Ее бальный наряд был разложен на кровати. Она еще ни разу не надевала его. Это было то платье, которое Лютер Уитсел сшил ей для бала у герцогини Девоншир, самое красивое из всех, которые у нее когда-либо были. И, пожалуй, из всех, которые она когда-либо видела.

— Подождите минутку, — сказала Чесс горничной. Она вспомнила одну штуку, которой ее научила Эдит Хортон. Намочив два пальца слюной, она наклонилась над топкой камина и собрала ими немного черной сажи. Потом поднесла пальцы к глазам и начала очень осторожно моргать, касаясь слоя сажи ресницами, пока они не почернели. Чесс посмотрелась в зеркало на каминной полке — ее поразительно светлые, серебристые глаза были теперь оттенены темной линией. Она покусала губы, пока они не стали темно-розового цвета.

— Теперь надевайте, — сказала она, протягивая горничной руки. Платье скользнуло по голове и плечам и облегло ее тело. Горничная шумно вздохнула от восхищения, потом проворными, сноровистыми пальцами застегнула крючки на спине Чесс. Затем она подала ей черные шелковые туфельки, сначала одну, а когда Чесс надела ее — другую.

— Вы выглядите прекрасно, мадам, — сказала молодая служанка.

Чувствуя страх и вместе с тем надежду, Чесс прошла к дальней стене комнаты — здесь она сможет увидеть себя в большом зеркале в полный рост. От того, что она увидела, у нее захватило дух. Да, Лютер Уитсел был истинным художником. Его творение было похоже на полночный сад.

Платье было черное, сшитое из жесткой шелковой органды, которая приводила на ум глубокую, густую ночную тень. У него были пышные рукава фонариком, в точности такие, каких требовала мода. Казалось, что они свисают прямо с краев плеч Чесс, и рядом с их угольной чернотой ее белоснежная кожа была схожа с белым светом луны.

Грациозный изгиб линии выреза напоминал месяц на ущербе. Он открывал лунно-белую кожу Чесс, но скромно оставлял прикрытыми ее маленькие груди. Лиф платья был расшит фестонами, как и линия выреза.

Поверх каждого вышитого шелком фестона были нашиты крошечные граненые бусинки из полированного гагата.

Такими же гагатовыми бусинками была расшита сверкающая парчовая вставка в переде юбки. Парча была узорная: золотые листья, вытканные на серебряном фоне.

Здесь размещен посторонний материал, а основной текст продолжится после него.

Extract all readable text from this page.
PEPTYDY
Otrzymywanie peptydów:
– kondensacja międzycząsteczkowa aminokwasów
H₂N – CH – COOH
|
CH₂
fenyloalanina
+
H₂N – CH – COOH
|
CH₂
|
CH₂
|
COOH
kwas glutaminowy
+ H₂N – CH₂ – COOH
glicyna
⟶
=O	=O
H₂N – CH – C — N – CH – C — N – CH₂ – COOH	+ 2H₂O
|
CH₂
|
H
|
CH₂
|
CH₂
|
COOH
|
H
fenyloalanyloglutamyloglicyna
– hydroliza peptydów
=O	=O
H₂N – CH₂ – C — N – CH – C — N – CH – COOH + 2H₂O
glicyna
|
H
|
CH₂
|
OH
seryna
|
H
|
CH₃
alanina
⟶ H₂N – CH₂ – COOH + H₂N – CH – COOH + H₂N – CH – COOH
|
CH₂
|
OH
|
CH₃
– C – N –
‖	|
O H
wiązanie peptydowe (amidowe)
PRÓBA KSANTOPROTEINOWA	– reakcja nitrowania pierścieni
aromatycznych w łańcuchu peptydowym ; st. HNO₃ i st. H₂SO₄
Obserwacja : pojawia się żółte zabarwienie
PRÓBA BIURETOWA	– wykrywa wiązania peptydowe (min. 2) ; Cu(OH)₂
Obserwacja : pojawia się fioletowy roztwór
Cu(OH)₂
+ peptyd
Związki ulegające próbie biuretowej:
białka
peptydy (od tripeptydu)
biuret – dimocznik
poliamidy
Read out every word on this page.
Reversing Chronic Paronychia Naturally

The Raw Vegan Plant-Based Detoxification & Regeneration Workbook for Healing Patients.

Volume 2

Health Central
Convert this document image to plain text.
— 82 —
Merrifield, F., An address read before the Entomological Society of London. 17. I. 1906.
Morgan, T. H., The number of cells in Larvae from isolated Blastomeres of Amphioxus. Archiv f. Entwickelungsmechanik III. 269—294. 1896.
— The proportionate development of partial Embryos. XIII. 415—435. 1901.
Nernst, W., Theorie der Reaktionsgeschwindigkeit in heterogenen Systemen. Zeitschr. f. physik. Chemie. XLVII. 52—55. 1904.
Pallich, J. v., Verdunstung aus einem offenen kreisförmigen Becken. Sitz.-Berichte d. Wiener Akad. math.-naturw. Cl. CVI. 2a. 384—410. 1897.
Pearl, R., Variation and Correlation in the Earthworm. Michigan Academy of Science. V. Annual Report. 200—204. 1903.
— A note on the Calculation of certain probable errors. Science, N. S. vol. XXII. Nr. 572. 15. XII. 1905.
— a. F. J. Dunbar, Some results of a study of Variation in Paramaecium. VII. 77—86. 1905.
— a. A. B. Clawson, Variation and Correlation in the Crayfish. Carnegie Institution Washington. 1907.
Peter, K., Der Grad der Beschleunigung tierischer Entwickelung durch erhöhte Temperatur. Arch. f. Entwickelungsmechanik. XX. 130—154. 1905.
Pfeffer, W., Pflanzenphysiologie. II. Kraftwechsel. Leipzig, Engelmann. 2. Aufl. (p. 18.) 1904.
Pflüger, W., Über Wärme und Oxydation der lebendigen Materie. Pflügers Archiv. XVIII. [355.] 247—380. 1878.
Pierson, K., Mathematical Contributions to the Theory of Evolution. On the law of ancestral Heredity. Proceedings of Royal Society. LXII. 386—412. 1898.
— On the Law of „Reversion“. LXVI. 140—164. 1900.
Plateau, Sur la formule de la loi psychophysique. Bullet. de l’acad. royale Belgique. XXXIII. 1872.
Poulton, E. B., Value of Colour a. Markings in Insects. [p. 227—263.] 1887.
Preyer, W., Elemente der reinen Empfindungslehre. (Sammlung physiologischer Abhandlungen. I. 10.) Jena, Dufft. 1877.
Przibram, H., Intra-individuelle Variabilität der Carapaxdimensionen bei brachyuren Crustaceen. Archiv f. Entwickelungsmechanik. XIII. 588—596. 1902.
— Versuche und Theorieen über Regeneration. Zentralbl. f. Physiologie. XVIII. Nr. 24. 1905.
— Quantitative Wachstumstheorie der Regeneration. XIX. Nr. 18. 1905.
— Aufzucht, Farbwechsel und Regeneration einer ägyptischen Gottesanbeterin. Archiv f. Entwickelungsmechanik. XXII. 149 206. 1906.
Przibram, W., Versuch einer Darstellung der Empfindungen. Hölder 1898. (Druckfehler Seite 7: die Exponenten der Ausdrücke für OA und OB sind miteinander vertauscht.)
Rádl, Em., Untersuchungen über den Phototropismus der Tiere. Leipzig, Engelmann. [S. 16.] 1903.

Парчовая вставка была с обеих сторон обрамлена черной органдой, расшитой поблескивающими гагатовыми фестонами. Справа и слева от вставки юбка пышно расклешивалась, так как состояла из нескольких слоев. Сзади, в середине, ткань была заложена в многочисленные складки; внизу они расходились, образуя подобие небольшого трена.

Будучи художником, Лютер разрисовал прозрачную жесткую материю кистью, вместо того чтобы утяжелять ее золотым шитьем. Легкими мазками золотой краски он нарисовал на черной органде прихотливо изгибающиеся лозы дикого винограда и прикрепил к ним шифоновые листочки, выкрашенные в золотой и серебряный цвета. Краска сделала их жестче, но не тяжелее, и стоило Чесс шевельнуться, они тихонько трепетали, будто колеблемые ветерком.